常洛目光落在胡氏的臉上,不得不承認,雖然有這脂粉和華衣的掩蓋,但她的姨娘,確實老了。為了等她爹,一個大戶人家的千金,硬是守成了老小姐,降紆屈尊做了二房。平心而論,胡氏對她不錯,她自己未曾知道有娘親是何種滋味,但胡氏待她,讓她與其他家有娘親的孩子並無不同。

待胡氏離開後,她在原地站了很久,回頭道:“木槿,今天青茗館是不是有戲?”

“回小姐,今兒晏城名伶蘇曉在那兒獻唱。”

常洛撣撣衣角,似要把剛才的煩悶掃去,“何以解憂,唯有玉郎。走,走,走,更衣看戲去。”

……

穆修坐在櫃台後,把算盤打得啪啪響,笑得一臉愉悅,一轉頭,便看見從門口邁進來一人,急忙起身,迎了上去,“洛公子,您來了。”

門口站著的“男子”,麵容清雋,輪廓精致,隻算的清秀好看,但偏偏一雙眼眸長得攝人,似有星輝流動,讓人覺得氣度不俗,這一進來,就讓人移不開目光。

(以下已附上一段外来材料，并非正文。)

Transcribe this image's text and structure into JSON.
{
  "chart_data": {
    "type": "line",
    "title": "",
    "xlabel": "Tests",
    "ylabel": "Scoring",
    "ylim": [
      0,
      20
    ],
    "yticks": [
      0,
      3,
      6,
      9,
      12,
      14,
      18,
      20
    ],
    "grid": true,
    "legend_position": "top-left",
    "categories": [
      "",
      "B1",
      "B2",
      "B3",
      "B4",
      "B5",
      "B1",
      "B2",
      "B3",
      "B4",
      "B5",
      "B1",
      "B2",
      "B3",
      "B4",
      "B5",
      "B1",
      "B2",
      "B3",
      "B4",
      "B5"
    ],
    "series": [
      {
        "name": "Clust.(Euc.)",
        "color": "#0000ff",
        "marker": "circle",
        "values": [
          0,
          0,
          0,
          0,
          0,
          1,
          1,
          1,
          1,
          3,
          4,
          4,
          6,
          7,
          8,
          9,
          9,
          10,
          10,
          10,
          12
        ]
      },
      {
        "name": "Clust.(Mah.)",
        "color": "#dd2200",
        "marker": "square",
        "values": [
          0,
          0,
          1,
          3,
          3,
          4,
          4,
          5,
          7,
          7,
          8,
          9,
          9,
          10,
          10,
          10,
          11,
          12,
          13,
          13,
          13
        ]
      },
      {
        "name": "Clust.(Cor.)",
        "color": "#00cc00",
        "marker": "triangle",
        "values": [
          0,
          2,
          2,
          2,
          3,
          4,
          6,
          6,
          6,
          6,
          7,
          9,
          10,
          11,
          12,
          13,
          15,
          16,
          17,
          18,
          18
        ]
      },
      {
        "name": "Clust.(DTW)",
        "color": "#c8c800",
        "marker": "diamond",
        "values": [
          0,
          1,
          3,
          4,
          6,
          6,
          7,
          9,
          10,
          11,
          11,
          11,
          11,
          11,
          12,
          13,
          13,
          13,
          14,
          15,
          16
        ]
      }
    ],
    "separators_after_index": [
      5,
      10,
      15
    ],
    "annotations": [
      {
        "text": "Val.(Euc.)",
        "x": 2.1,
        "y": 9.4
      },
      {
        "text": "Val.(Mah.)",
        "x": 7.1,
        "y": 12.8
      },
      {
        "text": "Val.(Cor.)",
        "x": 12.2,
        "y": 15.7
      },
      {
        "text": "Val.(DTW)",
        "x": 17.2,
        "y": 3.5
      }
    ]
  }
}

“男子”看了一眼穆修臉上還未退的笑意,打趣道,“呦,穆老板今日發財了呀。”

“托您的福。”穆修不由笑開,“您是來找玉先生的?”

“男子”點頭,又問道:“今兒什麼戲?”

“凰。”

“凰?就是講開國女皇和女相那折?”

“是。”

“男子”一笑,衝著後麵的小廝說道:“看來來對了。本少先看戲,玉棠初要有空,讓他來二樓找本少就是。”

“噯,公子樓上雅座請。”

“男子”微一頷首,轉過梁柱,走上二樓。剛剛落座,小廝立刻奉上上好的大紅袍,又恭敬退下。

“男子”輕輕撥了撥茶蓋,呷了口茶。見周圍無人,這才露出了屬於女子獨特的聲線,“戲什麼時候開?”

常洛。

木槿正打算說話,就聽見下麵穿雲裂石的一嗓。二人扭頭,下麵戲台上卻隻聞其聲,不見其人。台下的聽眾都有一瞬的寂靜,甚至都忘了喝彩。

那簾後有人長長地吟哦,下一秒便見一女子從後踏出,“吾見那金戈鐵馬,吾見那血浪淘沙,吾見那顛沛流離,便著那黃金甲,挑他個山河亂馬,繪他一卷山河畫。”